I drove to Boston. Ditched the car, tossed my cell phone, and turned my back on Aunt Nancy, my community, the mountains, and the only shot I’d had at a real life. As the saying goes, hope for the best, but plan for the worst.
So that’s what I’m doing. Hoping for the police to do their thing, and catch the bastard who murdered my best friends. But planning on January 21 rolling around, when sometime around 8 P.M., according to the police reports, someone may come looking for me. Because once there’d been Randi Jackie Charlie, then Jackie Charlie, then just Charlie. And soon maybe none of us at all.
I don’t have friends anymore. I don’t encourage acquaintances. I live in Cambridge, where I rent a single room from a retired widow who needs the income. I work a solo graveyard shift as a dispatch officer for a thirty-man PD outside of Boston. I work all night, sleep all morning.
I run ten miles four times a week. I attend firearms training courses. I box. I lift weights. I prepare, I plan, I strategize.
In four days, I believe someone’s going to try to kill me.
But the son of a bitch has gotta catch me first.
Chapter 2
BOSTON SERGEANT DETECTIVE D. D. WARREN was on the case. And she was not happy about it.
This was unusual. A born workaholic, D.D. lived and breathed her job. Nothing made her happier than a high-profile homicide case that demanded endless nights of cold pizza as she and her squad racked up round-the-clock hours, targeting their prey.
Granted, she was a mother now, and baby Jack was proving as big an insomniac as his mom.
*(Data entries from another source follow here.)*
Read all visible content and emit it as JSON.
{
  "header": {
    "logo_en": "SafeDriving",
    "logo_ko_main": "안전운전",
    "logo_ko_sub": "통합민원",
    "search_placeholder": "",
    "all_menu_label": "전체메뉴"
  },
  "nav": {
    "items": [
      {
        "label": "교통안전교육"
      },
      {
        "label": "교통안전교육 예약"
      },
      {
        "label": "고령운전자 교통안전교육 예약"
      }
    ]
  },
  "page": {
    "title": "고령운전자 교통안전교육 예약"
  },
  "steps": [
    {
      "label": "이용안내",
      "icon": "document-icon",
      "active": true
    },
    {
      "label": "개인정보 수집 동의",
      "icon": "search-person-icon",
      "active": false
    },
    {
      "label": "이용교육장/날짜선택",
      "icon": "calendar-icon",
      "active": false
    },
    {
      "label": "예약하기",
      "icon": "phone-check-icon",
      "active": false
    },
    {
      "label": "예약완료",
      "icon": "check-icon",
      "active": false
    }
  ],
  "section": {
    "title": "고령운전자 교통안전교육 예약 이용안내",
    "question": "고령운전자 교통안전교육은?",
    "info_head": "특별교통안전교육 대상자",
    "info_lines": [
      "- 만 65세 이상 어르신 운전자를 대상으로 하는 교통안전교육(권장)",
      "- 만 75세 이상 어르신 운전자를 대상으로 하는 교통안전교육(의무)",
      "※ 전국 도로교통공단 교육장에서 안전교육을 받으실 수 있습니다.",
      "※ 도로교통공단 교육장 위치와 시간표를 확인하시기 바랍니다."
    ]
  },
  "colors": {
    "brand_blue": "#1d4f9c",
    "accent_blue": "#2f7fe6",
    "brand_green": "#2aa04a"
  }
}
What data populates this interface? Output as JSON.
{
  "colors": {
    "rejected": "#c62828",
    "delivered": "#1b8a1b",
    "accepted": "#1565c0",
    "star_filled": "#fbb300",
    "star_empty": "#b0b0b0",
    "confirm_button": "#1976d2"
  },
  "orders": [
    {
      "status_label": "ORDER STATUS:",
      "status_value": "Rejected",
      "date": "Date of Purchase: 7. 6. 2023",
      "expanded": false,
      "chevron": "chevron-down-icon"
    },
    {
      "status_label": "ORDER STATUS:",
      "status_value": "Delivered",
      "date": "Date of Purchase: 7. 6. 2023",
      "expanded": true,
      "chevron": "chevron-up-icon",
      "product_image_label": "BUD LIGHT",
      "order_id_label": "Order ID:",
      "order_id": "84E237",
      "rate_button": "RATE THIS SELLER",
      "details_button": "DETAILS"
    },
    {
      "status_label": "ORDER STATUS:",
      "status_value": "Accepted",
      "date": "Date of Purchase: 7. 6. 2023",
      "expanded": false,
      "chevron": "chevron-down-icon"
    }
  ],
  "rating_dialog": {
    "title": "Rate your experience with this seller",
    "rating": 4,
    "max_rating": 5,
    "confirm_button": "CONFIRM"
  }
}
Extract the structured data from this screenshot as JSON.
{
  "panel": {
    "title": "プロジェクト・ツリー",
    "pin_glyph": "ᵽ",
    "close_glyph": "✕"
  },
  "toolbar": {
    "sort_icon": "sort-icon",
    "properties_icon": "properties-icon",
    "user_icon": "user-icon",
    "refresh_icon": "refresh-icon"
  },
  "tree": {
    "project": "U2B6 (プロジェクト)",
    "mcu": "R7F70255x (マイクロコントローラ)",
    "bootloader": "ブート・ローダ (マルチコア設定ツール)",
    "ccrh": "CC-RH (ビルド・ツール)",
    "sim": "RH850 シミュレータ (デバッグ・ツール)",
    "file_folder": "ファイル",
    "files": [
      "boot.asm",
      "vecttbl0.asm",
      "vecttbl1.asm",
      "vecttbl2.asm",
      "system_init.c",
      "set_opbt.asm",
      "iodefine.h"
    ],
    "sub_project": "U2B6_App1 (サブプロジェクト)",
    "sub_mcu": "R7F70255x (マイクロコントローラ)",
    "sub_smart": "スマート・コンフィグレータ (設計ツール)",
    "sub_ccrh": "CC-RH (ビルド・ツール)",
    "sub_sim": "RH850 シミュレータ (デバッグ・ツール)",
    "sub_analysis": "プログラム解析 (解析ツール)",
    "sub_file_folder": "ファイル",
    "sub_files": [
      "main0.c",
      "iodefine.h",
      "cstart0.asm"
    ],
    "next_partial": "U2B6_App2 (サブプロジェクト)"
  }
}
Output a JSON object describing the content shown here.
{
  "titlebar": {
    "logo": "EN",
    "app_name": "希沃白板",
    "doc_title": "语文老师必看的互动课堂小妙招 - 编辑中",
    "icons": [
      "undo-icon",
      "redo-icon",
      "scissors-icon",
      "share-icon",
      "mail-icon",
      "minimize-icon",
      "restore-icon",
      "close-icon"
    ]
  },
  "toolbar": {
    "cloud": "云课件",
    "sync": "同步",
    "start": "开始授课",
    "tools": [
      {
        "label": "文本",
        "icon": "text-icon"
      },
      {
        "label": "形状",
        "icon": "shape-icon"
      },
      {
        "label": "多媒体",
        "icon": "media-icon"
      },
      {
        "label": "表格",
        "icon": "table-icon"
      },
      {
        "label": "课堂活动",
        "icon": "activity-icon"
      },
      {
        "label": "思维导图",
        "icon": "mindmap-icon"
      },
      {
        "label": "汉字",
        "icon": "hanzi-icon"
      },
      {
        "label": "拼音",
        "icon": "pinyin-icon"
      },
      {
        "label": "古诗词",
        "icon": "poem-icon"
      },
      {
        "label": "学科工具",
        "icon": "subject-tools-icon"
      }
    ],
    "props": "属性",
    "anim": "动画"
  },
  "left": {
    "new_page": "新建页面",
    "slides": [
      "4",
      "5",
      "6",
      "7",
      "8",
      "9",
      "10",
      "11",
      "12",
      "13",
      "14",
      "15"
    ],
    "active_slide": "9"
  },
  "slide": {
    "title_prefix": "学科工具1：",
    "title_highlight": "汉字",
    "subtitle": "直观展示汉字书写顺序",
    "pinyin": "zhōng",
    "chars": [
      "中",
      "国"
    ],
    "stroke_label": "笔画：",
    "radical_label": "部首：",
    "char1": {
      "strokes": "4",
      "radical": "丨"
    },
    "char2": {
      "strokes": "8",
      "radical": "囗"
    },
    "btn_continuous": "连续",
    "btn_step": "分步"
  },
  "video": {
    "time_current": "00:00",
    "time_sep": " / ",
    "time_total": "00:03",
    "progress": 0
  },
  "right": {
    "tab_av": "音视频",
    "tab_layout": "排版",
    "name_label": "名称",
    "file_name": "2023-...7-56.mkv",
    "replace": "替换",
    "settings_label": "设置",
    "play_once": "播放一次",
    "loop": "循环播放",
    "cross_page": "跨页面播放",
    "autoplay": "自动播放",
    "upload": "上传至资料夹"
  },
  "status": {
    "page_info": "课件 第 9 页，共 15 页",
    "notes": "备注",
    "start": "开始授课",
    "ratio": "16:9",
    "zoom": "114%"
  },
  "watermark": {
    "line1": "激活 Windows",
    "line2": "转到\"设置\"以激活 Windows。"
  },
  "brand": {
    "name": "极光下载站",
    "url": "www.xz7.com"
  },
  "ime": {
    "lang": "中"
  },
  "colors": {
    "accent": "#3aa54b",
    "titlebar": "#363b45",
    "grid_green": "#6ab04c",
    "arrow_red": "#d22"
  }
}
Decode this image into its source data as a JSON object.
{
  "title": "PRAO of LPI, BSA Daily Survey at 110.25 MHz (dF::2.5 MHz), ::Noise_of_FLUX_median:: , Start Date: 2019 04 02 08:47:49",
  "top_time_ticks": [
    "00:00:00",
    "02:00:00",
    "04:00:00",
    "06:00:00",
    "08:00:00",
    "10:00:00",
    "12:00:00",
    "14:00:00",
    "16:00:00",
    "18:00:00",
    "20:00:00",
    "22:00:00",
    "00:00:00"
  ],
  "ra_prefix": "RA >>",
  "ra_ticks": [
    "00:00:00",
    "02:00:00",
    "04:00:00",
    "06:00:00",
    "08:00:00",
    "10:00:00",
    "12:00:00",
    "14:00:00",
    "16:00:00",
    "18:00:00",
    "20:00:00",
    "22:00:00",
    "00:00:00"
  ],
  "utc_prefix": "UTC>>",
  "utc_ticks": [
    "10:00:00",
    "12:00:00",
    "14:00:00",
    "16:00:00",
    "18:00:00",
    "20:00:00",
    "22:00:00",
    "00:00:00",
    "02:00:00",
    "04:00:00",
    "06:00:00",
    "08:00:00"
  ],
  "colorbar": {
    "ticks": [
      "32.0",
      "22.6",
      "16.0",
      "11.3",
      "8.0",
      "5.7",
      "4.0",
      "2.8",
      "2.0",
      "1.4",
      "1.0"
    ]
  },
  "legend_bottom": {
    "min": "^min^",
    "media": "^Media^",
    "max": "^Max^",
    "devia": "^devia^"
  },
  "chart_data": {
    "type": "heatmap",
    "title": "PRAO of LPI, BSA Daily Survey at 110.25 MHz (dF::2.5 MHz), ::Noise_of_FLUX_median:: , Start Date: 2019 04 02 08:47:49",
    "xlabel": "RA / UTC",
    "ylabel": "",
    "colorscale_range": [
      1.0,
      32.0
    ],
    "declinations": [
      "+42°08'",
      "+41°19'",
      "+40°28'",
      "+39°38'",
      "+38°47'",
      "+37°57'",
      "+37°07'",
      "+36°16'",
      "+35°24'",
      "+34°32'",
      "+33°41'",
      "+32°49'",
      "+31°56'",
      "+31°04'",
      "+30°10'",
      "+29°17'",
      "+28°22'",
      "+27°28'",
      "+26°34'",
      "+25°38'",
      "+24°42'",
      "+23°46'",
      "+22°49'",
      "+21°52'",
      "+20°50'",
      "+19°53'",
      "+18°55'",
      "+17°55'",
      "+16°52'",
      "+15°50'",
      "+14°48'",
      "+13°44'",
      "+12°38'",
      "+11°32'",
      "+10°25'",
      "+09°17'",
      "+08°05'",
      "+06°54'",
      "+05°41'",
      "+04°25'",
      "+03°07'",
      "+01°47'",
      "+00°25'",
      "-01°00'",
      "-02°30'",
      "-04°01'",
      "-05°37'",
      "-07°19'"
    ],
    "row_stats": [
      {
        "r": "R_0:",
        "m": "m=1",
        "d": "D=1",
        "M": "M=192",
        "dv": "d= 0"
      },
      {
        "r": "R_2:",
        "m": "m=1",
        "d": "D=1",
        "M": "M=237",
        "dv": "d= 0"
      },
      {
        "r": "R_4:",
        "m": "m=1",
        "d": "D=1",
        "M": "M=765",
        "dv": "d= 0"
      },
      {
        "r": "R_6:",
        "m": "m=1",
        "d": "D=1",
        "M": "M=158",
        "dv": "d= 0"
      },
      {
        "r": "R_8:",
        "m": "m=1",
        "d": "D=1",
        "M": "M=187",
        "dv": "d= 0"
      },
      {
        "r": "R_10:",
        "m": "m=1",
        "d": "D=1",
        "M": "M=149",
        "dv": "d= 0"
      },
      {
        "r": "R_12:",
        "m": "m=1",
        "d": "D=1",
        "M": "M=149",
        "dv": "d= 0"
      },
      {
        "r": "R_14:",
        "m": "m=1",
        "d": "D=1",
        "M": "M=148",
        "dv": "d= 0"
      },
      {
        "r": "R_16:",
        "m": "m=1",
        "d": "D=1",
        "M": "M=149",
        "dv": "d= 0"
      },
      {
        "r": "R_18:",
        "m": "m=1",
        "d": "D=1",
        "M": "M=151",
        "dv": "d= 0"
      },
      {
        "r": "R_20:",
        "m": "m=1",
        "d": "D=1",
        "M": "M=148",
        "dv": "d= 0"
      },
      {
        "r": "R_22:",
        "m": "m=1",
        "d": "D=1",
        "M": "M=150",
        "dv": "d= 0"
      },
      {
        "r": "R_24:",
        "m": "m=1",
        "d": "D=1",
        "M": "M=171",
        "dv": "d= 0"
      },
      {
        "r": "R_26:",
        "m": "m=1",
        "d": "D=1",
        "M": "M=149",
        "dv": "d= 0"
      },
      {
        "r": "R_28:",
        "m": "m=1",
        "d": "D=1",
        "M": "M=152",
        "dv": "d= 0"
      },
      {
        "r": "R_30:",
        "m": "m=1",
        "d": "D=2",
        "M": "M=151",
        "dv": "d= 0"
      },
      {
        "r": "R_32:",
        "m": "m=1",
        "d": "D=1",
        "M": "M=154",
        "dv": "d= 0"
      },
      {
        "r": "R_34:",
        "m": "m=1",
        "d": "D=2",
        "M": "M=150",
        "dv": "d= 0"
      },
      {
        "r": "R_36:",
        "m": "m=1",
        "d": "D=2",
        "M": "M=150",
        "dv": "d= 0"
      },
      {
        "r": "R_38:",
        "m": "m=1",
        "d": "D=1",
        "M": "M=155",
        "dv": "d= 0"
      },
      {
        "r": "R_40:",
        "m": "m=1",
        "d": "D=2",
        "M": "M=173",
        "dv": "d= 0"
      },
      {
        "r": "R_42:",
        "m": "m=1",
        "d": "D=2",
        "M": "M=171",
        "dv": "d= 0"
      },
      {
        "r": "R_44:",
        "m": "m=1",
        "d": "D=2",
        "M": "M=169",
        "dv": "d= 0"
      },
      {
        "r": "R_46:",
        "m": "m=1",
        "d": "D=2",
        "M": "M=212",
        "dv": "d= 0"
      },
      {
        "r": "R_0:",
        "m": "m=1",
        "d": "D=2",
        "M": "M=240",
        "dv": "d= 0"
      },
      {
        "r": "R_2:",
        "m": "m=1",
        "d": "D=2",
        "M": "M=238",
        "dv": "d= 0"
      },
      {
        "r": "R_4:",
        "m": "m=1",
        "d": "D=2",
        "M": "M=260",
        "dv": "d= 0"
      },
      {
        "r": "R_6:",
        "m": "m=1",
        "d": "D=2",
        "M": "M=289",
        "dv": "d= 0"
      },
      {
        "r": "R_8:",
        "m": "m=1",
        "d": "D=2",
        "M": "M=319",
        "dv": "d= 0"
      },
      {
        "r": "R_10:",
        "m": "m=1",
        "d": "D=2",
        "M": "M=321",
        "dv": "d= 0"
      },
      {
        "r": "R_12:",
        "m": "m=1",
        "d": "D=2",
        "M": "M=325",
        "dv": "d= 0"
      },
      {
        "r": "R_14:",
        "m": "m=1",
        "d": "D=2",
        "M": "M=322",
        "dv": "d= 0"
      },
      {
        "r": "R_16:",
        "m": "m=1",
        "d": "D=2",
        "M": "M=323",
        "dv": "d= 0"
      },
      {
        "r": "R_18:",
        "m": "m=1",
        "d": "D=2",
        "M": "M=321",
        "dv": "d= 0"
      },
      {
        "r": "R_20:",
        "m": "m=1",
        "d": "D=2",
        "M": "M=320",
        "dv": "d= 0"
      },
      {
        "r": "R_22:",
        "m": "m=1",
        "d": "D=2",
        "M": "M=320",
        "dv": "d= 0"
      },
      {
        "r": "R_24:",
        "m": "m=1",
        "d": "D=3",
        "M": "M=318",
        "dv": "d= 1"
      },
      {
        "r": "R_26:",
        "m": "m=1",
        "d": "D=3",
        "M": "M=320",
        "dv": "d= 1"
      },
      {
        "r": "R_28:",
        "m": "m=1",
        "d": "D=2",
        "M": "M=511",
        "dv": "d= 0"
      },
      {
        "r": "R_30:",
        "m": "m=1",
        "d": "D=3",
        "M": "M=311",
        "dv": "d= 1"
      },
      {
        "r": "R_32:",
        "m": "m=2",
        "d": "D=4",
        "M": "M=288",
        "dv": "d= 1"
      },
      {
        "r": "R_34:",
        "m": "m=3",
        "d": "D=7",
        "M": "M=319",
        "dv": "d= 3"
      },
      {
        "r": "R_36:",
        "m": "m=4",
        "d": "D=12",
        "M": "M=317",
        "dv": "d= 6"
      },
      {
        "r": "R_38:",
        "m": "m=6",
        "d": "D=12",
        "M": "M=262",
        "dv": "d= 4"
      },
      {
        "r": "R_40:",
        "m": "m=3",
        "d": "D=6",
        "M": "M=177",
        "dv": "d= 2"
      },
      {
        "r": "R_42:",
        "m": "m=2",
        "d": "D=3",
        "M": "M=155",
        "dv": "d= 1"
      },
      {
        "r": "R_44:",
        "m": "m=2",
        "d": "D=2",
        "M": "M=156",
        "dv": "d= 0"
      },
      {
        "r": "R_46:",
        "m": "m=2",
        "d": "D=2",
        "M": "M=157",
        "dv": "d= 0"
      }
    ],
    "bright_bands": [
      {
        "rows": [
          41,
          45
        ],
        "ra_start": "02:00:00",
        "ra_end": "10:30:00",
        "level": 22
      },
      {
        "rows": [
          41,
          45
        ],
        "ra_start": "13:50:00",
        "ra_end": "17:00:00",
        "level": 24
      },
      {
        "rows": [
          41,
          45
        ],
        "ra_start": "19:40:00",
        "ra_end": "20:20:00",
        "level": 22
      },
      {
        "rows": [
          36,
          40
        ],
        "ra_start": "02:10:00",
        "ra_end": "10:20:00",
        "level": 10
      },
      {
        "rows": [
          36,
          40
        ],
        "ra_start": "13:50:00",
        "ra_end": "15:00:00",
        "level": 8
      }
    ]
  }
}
Teething? Probably not at ten weeks. Colic? Maybe. It’s not like babies came with an instruction manual. D.D. had tried singing to him last night. He’d cried harder. Finally, she’d rocked and cried with him. They’d both fallen asleep around four; her alarm had woken her at six. But two hours of sleep wasn’t the reason D.D. was cranky.
True, her life had undergone another major sea change: Given the unexpected news that she was forty and pregnant, she’d decided to roll the dice toward domestic bliss and actually move in with the baby’s father. She’d sold her North End condo, said sayonara to the four pieces of furniture she’d managed to acquire over the years, and moved into Alex’s tiny suburban ranch. He’d graciously given her the entire closet. She was trying to stop hogging the covers. They both loved the nursery.
Alex was supportive, caring, and most importantly, as a crime scene expert who taught courses at the police academy, wise enough to allow her plenty of space to do her job. He’d spent the previous night taking his turn being up all hours with the baby, so Alex definitely wasn’t the reason she was cranky.
Granted, this was also her first major case after her eight-week maternity leave, but given the past two weeks of office paperwork, fieldwork seemed a great idea and definitely was not the reason she was cranky.
Frankly, she didn’t want to talk about it. She just wanted others to feel her pain.
D.D. pushed her way through the growing crowd of gawkers piling up on the sidewalk, then flashed her shield at the uniformed officer standing outside the crime scene tape. He dutifully entered her name and badge number in the murder book. Then she was ducking under the yellow tape and slipping on shoe booties and a hair net, before finally mounting the peeling wooden steps of the faded gray tenement building.